The first stage of the project focuses on the 13th-century Old French Bible, a translation produced probably between 1220 and 1250 in Paris or somewhere nearby. We don't know exactly who produced it, although it has been proposed that it was commissioned either by the University of Paris or by the French royal family (see Sneddon, Clive R. 2019. The Old French Bible. In Jeanette Beer (ed.), A Companion to Medieval Translation, 23–36. Amsterdam: Arc Humanities Press).
The name of our project, Old French Bibles
, is intended to evoke not only Bibles translated into one of the historical language varieties known as Old French, but also any French translations of the Bible that are old in the broad sense. This includes Bible translations into Middle French and Classical French.
Here are some of the other Bible translations that we intend to eventually include in a parallel corpus:
- Eadwin Psalter (c. 1120)
- Etienne de Ansa and Bernard Ydros partial translation of the Bible (1179, known as the Waldo Bible)
- Pierre de Paris translation of Psalms (c. 1200)

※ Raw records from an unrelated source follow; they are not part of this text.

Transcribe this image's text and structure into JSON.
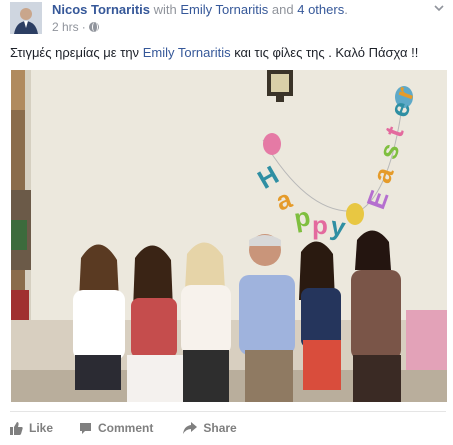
{
  "post": {
    "author": "Nicos Tornaritis",
    "with_text": "with",
    "tagged_person": "Emily Tornaritis",
    "and_text": "and",
    "others": "4 others",
    "end_period": ".",
    "time": "2 hrs",
    "time_sep": "·",
    "text_before": "Στιγμές ηρεμίας με την",
    "text_tag": "Emily Tornaritis",
    "text_after": "και τις φίλες της . Καλό Πάσχα !!",
    "banner_letters": [
      "H",
      "a",
      "p",
      "p",
      "y",
      "E",
      "a",
      "s",
      "t",
      "e",
      "r"
    ],
    "icons": {
      "privacy": "globe-icon",
      "menu": "chevron-down-icon",
      "like": "thumbs-up-icon",
      "comment": "comment-bubble-icon",
      "share": "share-arrow-icon"
    }
  },
  "actions": {
    "like": "Like",
    "comment": "Comment",
    "share": "Share"
  },
  "colors": {
    "link": "#365899",
    "meta": "#90949c",
    "text": "#1d2129",
    "action": "#7f7f7f"
  }
}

- Anonymous Latin-French Psalter (early 14th century)
- Raoul de Presles Bible translation (1377)
- Anonymous Lorraine Psalter (late 14th century)
- Jehan de Blois translation of Psalms (15th century)
- Jean du Vignay translation of the Gospels and Epistles (15th century)
- Jacques Lefèvre d'Étaples translation of the Bible (1530)
- Nicolas Coëffeteau partial translation of the New Testament (17th century)
- Lemaistre de Saci translation of the New Testament (1736)
- Charles-François Houbigant translation of Psalms (1783)
- Louis de Carrières translation of Job (18th century)
At a later stage, we also hope to provide digital editions of some of the various early translations
of the Bible that adapt biblical stories in French verse, such as those by Everat, Macé de la Charité, or Hermann de Valenciennes.